What NOT To Do To Get Employees To Care
Here are three methods that I would rather not try.
I was speaking with a colleague recently who was complaining about employee complacency. It happens in many workplaces and it can become a downward spiral. When a critical number of your employees are disengaged, it seems to rub off on the others. How can you inject some motivation or positive energy to turn this around?
While I can suggest a great book that offers solutions The Brandful Workforce – How Employees Can Make, Not Break Your Brand, I’m writing this post to let you know what surely does not work.
One failed tactic is to rely on a rewards program to create a caring environment. Even though, it can be set up to reward those employees who are most caring, rewards programs are usually not properly integrated into an on-going and sustainable culture of caring and the programs seem more of a staged and temporary approach rather than a genuine attempt to make permanent change.
Why not just tell them to start caring? Have you ever heard a manager say: “Hey, I need you to care more about your work.” It’s wrong to think that apathy is a rational decision being made every day.

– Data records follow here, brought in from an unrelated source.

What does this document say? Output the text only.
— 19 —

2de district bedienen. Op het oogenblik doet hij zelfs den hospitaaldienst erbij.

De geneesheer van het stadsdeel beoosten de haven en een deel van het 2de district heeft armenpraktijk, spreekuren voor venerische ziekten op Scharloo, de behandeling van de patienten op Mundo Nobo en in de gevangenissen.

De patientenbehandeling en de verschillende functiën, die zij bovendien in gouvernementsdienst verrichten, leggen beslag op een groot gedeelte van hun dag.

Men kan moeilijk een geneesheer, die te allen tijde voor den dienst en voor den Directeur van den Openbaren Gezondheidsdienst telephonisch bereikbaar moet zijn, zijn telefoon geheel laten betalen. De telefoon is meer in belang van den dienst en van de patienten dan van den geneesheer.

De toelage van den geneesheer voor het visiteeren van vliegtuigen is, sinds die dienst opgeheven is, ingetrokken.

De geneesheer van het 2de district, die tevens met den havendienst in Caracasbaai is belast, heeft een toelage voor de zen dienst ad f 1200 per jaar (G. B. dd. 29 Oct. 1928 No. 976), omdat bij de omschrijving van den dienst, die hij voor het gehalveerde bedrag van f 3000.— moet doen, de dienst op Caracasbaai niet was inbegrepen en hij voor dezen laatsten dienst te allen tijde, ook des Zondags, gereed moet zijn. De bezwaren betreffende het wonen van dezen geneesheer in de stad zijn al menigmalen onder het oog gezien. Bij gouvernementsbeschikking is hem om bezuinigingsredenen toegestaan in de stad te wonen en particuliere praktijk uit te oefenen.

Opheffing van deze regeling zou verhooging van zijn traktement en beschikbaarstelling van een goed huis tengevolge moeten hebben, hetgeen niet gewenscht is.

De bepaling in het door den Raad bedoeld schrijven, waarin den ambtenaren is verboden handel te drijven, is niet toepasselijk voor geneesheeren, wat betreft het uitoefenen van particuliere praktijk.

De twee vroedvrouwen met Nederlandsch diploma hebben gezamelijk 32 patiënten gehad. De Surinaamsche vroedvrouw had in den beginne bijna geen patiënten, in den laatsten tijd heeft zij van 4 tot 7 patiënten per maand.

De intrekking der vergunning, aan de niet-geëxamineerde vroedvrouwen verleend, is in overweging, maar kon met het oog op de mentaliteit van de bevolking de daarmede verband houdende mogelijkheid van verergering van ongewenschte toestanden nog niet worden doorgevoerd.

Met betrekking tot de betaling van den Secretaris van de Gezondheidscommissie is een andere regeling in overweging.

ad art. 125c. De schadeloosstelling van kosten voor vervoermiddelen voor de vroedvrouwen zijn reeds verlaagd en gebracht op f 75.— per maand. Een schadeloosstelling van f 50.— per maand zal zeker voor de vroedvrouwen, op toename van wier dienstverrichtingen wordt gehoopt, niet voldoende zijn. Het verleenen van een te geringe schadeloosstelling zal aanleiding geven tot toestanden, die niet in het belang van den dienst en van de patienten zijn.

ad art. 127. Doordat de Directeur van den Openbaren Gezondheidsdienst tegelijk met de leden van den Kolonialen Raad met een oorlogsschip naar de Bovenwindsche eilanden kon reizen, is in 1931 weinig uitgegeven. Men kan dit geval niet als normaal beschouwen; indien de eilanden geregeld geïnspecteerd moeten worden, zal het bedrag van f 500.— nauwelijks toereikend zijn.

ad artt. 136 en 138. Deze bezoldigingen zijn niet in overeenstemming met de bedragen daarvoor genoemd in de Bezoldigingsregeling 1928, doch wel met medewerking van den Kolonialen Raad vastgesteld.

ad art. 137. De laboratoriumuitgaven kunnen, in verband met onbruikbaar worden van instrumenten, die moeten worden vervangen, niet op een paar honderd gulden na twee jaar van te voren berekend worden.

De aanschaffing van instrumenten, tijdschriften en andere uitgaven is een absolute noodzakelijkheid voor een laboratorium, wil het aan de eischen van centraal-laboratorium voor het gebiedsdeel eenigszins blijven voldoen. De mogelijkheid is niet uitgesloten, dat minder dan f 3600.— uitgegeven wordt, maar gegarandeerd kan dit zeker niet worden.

Talk is cheap and that’s why this approach does not work.
Here’s the best way to permanently ban caring from your workplace forever: Use threats. They typically become a tactic, not out of thoughtful consideration, but out of desperation. Sometimes senior leaders place ultimatums on middle managers who don’t know what to do. And unfortunately these managers may be victims of poor corporate cultures. Without support, tools, and resources, some managers turn to penalizing employees with bad reviews, bad schedules, extra work, no bonus, or other punitive measures. This usually creates even further deterioration of employee sentiment as they can start blaming each other.
Yes, Yes, Yes
So, what’s the secret to having employees who care? Care about them.